11 This provision only allows injunctive relief but not cost recovery. See Meghrig v. KFC Western, Inc., 516 U.S. 479 (1996).  Therefore, it would be most appropriate to bring a RCRA claim where a party is likely to incur additional costs in the future.  In addition, if a party prefers to be in Federal court, filing a RCRA claim might be a way to obtain supplemental jurisdiction over the non-Federal claims. Still, the court may bifurcate any state court claims that are also filed.

12 See e.g. New Jersey Spill Compensation and Control Act, NJ Stat. Ann. Section 58:10, et seq. (providing that dischargers and persons who clean up and remove discharges “shall have a right of contribution against all other dischargers and persons in any way responsible for a discharged hazardous substance . . .”) and Texas Solid Waste Disposal Act, Texas Health & Safety Code Ann. § 361.344(a)(“A person who conducts a removal or remedial action that is approved by the commission and is necessary to address a release or threatened release may bring suit in a district court to recover the reasonable and necessary costs of that action and other costs as the court, in its discretion, considers reasonable. This right is in addition to the right to file an action for contribution, indemnity, or both in an appeal proceeding or in an action brought by the attorney general.”)

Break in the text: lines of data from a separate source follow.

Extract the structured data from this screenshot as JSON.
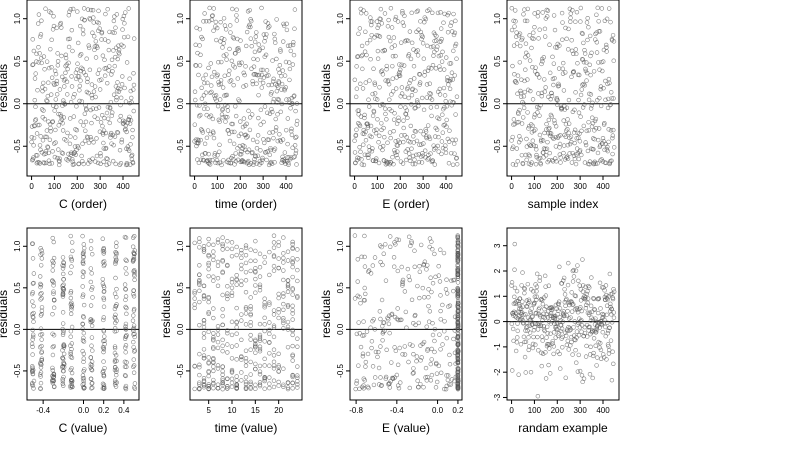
{
  "chart_data": [
    {
      "type": "scatter",
      "xlabel": "C (order)",
      "ylabel": "residuals",
      "xlim": [
        -20,
        470
      ],
      "ylim": [
        -0.85,
        1.22
      ],
      "xticks": [
        0,
        100,
        200,
        300,
        400
      ],
      "xtick_labels": [
        "0",
        "100",
        "200",
        "300",
        "400"
      ],
      "yticks": [
        -0.5,
        0,
        0.5,
        1
      ],
      "ytick_labels": [
        "-0.5",
        "0.0",
        "0.5",
        "1.0"
      ],
      "hline": 0,
      "n": 450,
      "x_kind": "index",
      "seed": 11
    },
    {
      "type": "scatter",
      "xlabel": "time (order)",
      "ylabel": "residuals",
      "xlim": [
        -20,
        470
      ],
      "ylim": [
        -0.85,
        1.22
      ],
      "xticks": [
        0,
        100,
        200,
        300,
        400
      ],
      "xtick_labels": [
        "0",
        "100",
        "200",
        "300",
        "400"
      ],
      "yticks": [
        -0.5,
        0,
        0.5,
        1
      ],
      "ytick_labels": [
        "-0.5",
        "0.0",
        "0.5",
        "1.0"
      ],
      "hline": 0,
      "n": 450,
      "x_kind": "index",
      "seed": 23
    },
    {
      "type": "scatter",
      "xlabel": "E (order)",
      "ylabel": "residuals",
      "xlim": [
        -20,
        470
      ],
      "ylim": [
        -0.85,
        1.22
      ],
      "xticks": [
        0,
        100,
        200,
        300,
        400
      ],
      "xtick_labels": [
        "0",
        "100",
        "200",
        "300",
        "400"
      ],
      "yticks": [
        -0.5,
        0,
        0.5,
        1
      ],
      "ytick_labels": [
        "-0.5",
        "0.0",
        "0.5",
        "1.0"
      ],
      "hline": 0,
      "n": 450,
      "x_kind": "index",
      "seed": 37
    },
    {
      "type": "scatter",
      "xlabel": "sample index",
      "ylabel": "residuals",
      "xlim": [
        -20,
        470
      ],
      "ylim": [
        -0.85,
        1.22
      ],
      "xticks": [
        0,
        100,
        200,
        300,
        400
      ],
      "xtick_labels": [
        "0",
        "100",
        "200",
        "300",
        "400"
      ],
      "yticks": [
        -0.5,
        0,
        0.5,
        1
      ],
      "ytick_labels": [
        "-0.5",
        "0.0",
        "0.5",
        "1.0"
      ],
      "hline": 0,
      "n": 450,
      "x_kind": "index",
      "seed": 41
    },
    {
      "type": "scatter",
      "xlabel": "C (value)",
      "ylabel": "residuals",
      "xlim": [
        -0.56,
        0.55
      ],
      "ylim": [
        -0.85,
        1.22
      ],
      "xticks": [
        -0.4,
        0,
        0.2,
        0.4
      ],
      "xtick_labels": [
        "-0.4",
        "0.0",
        "0.2",
        "0.4"
      ],
      "yticks": [
        -0.5,
        0,
        0.5,
        1
      ],
      "ytick_labels": [
        "-0.5",
        "0.0",
        "0.5",
        "1.0"
      ],
      "hline": 0,
      "n": 450,
      "x_kind": "clustered",
      "x_clusters": [
        -0.5,
        -0.42,
        -0.3,
        -0.2,
        -0.12,
        0.0,
        0.08,
        0.2,
        0.32,
        0.42,
        0.5
      ],
      "seed": 53
    },
    {
      "type": "scatter",
      "xlabel": "time (value)",
      "ylabel": "residuals",
      "xlim": [
        1,
        25
      ],
      "ylim": [
        -0.85,
        1.22
      ],
      "xticks": [
        5,
        10,
        15,
        20
      ],
      "xtick_labels": [
        "5",
        "10",
        "15",
        "20"
      ],
      "yticks": [
        -0.5,
        0,
        0.5,
        1
      ],
      "ytick_labels": [
        "-0.5",
        "0.0",
        "0.5",
        "1.0"
      ],
      "hline": 0,
      "n": 450,
      "x_kind": "uniform-int",
      "x_range": [
        2,
        24
      ],
      "seed": 67
    },
    {
      "type": "scatter",
      "xlabel": "E (value)",
      "ylabel": "residuals",
      "xlim": [
        -0.86,
        0.24
      ],
      "ylim": [
        -0.85,
        1.22
      ],
      "xticks": [
        -0.8,
        -0.4,
        0,
        0.2
      ],
      "xtick_labels": [
        "-0.8",
        "-0.4",
        "0.0",
        "0.2"
      ],
      "yticks": [
        -0.5,
        0,
        0.5,
        1
      ],
      "ytick_labels": [
        "-0.5",
        "0.0",
        "0.5",
        "1.0"
      ],
      "hline": 0,
      "n": 450,
      "x_kind": "skewed",
      "x_heavy": 0.2,
      "x_range": [
        -0.82,
        0.2
      ],
      "seed": 79
    },
    {
      "type": "scatter",
      "xlabel": "randam example",
      "ylabel": "residuals",
      "xlim": [
        -20,
        470
      ],
      "ylim": [
        -3.1,
        3.7
      ],
      "xticks": [
        0,
        100,
        200,
        300,
        400
      ],
      "xtick_labels": [
        "0",
        "100",
        "200",
        "300",
        "400"
      ],
      "yticks": [
        -3,
        -2,
        -1,
        0,
        1,
        2,
        3
      ],
      "ytick_labels": [
        "-3",
        "-2",
        "-1",
        "0",
        "1",
        "2",
        "3"
      ],
      "hline": 0,
      "n": 450,
      "x_kind": "index",
      "y_kind": "normal",
      "seed": 97
    }
  ]
}
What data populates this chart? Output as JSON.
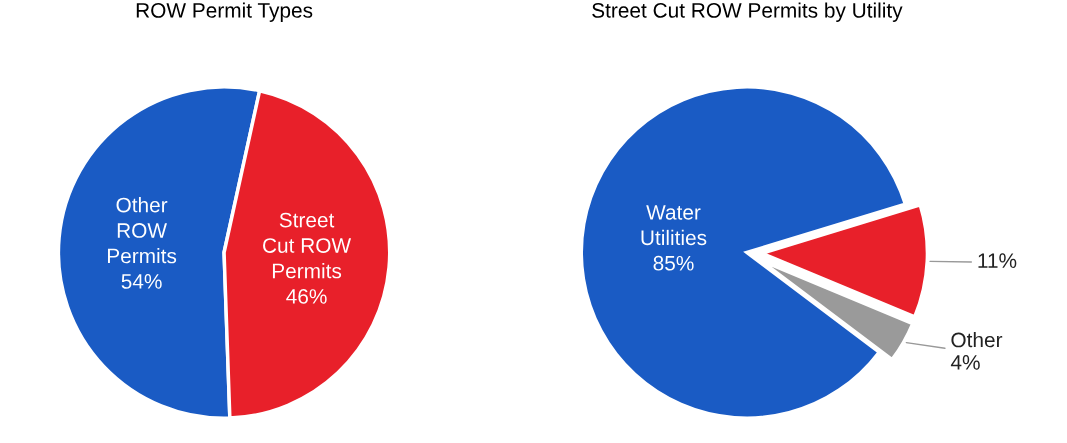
{
  "chart_data": [
    {
      "type": "pie",
      "title": "ROW Permit Types",
      "categories": [
        "Other\nROW\nPermits",
        "Street\nCut ROW\nPermits"
      ],
      "values": [
        54,
        46
      ],
      "colors": [
        "#1a5bc4",
        "#e8202a"
      ],
      "value_labels": [
        "54%",
        "46%"
      ]
    },
    {
      "type": "pie",
      "title": "Street Cut ROW Permits by Utility",
      "categories": [
        "Water\nUtilities",
        null,
        "Other"
      ],
      "values": [
        85,
        11,
        4
      ],
      "colors": [
        "#1a5bc4",
        "#e8202a",
        "#9a9a9a"
      ],
      "value_labels": [
        "85%",
        "11%",
        "4%"
      ]
    }
  ]
}
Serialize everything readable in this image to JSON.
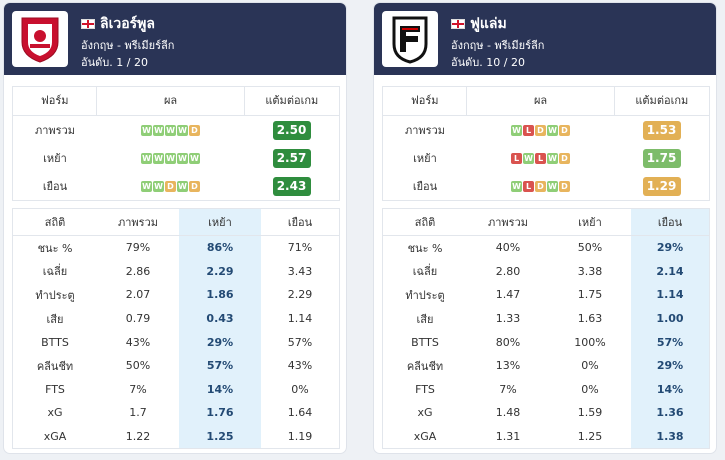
{
  "left": {
    "team_name": "ลิเวอร์พูล",
    "league": "อังกฤษ - พรีเมียร์ลีก",
    "rank": "อันดับ. 1 / 20",
    "form_headers": [
      "ฟอร์ม",
      "ผล",
      "แต้มต่อเกม"
    ],
    "form_rows": [
      {
        "label": "ภาพรวม",
        "results": [
          "W",
          "W",
          "W",
          "W",
          "D"
        ],
        "ppg": "2.50"
      },
      {
        "label": "เหย้า",
        "results": [
          "W",
          "W",
          "W",
          "W",
          "W"
        ],
        "ppg": "2.57"
      },
      {
        "label": "เยือน",
        "results": [
          "W",
          "W",
          "D",
          "W",
          "D"
        ],
        "ppg": "2.43"
      }
    ],
    "stat_headers": [
      "สถิติ",
      "ภาพรวม",
      "เหย้า",
      "เยือน"
    ],
    "stats": [
      {
        "label": "ชนะ %",
        "overall": "79%",
        "home": "86%",
        "away": "71%"
      },
      {
        "label": "เฉลี่ย",
        "overall": "2.86",
        "home": "2.29",
        "away": "3.43"
      },
      {
        "label": "ทำประตู",
        "overall": "2.07",
        "home": "1.86",
        "away": "2.29"
      },
      {
        "label": "เสีย",
        "overall": "0.79",
        "home": "0.43",
        "away": "1.14"
      },
      {
        "label": "BTTS",
        "overall": "43%",
        "home": "29%",
        "away": "57%"
      },
      {
        "label": "คลีนชีท",
        "overall": "50%",
        "home": "57%",
        "away": "43%"
      },
      {
        "label": "FTS",
        "overall": "7%",
        "home": "14%",
        "away": "0%"
      },
      {
        "label": "xG",
        "overall": "1.7",
        "home": "1.76",
        "away": "1.64"
      },
      {
        "label": "xGA",
        "overall": "1.22",
        "home": "1.25",
        "away": "1.19"
      }
    ]
  },
  "right": {
    "team_name": "ฟูแล่ม",
    "league": "อังกฤษ - พรีเมียร์ลีก",
    "rank": "อันดับ. 10 / 20",
    "form_headers": [
      "ฟอร์ม",
      "ผล",
      "แต้มต่อเกม"
    ],
    "form_rows": [
      {
        "label": "ภาพรวม",
        "results": [
          "W",
          "L",
          "D",
          "W",
          "D"
        ],
        "ppg": "1.53"
      },
      {
        "label": "เหย้า",
        "results": [
          "L",
          "W",
          "L",
          "W",
          "D"
        ],
        "ppg": "1.75"
      },
      {
        "label": "เยือน",
        "results": [
          "W",
          "L",
          "D",
          "W",
          "D"
        ],
        "ppg": "1.29"
      }
    ],
    "stat_headers": [
      "สถิติ",
      "ภาพรวม",
      "เหย้า",
      "เยือน"
    ],
    "stats": [
      {
        "label": "ชนะ %",
        "overall": "40%",
        "home": "50%",
        "away": "29%"
      },
      {
        "label": "เฉลี่ย",
        "overall": "2.80",
        "home": "3.38",
        "away": "2.14"
      },
      {
        "label": "ทำประตู",
        "overall": "1.47",
        "home": "1.75",
        "away": "1.14"
      },
      {
        "label": "เสีย",
        "overall": "1.33",
        "home": "1.63",
        "away": "1.00"
      },
      {
        "label": "BTTS",
        "overall": "80%",
        "home": "100%",
        "away": "57%"
      },
      {
        "label": "คลีนชีท",
        "overall": "13%",
        "home": "0%",
        "away": "29%"
      },
      {
        "label": "FTS",
        "overall": "7%",
        "home": "0%",
        "away": "14%"
      },
      {
        "label": "xG",
        "overall": "1.48",
        "home": "1.59",
        "away": "1.36"
      },
      {
        "label": "xGA",
        "overall": "1.31",
        "home": "1.25",
        "away": "1.38"
      }
    ]
  },
  "colors": {
    "header_bg": "#2a3456",
    "win": "#8fce77",
    "draw": "#e8b55e",
    "loss": "#d9534f",
    "highlight": "#e1f1fb"
  },
  "icons": {
    "left_logo": "liverpool-crest-icon",
    "right_logo": "fulham-crest-icon",
    "flag": "england-flag-icon"
  }
}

13 Note that while the site need not be a Superfund site in order for EPA to be involved, EPA is much more likely to be involved if it is a Superfund site.  

14 Where a party enters into an administrative settlement, it is not clear whether the party is only entitled to relief with regard to the matters that were settled, or may seek declaratory relief with regard to future costs.  Section 113(f)(3)(B) states that “a person who has resolved its liability to the United States or a State for some or all of a response action or for some or all of the costs of such action in an administrative or judicially approved settlement may seek contribution from any person who is not a party to a settlement referred to in paragraph (2).” This could be read to permit actions as long as it has resolved liability for “some or all” of a response actions or costs.  However, § 113(g)(2), which addresses § 107 actions provides that “In any such action described in this subsection, the court shall enter a declaratory judgment on liability for response costs or damages that will be binding on any subsequent action . . .”  Since there is a provision which specifically allows declaratory relief for § 107 actions, but not § 113 actions, courts may hold that there is no right to declaratory relief under § 113.

15 It is not clear how EPA will approach this problem. EPA could be cooperative and enter into such agreements.  On the other hand, it may see the lack of a right to contribution as a means to put additional pressure on parties which refuse to settle. 

16 Such a party would have the non-§ 113 rights discussed above.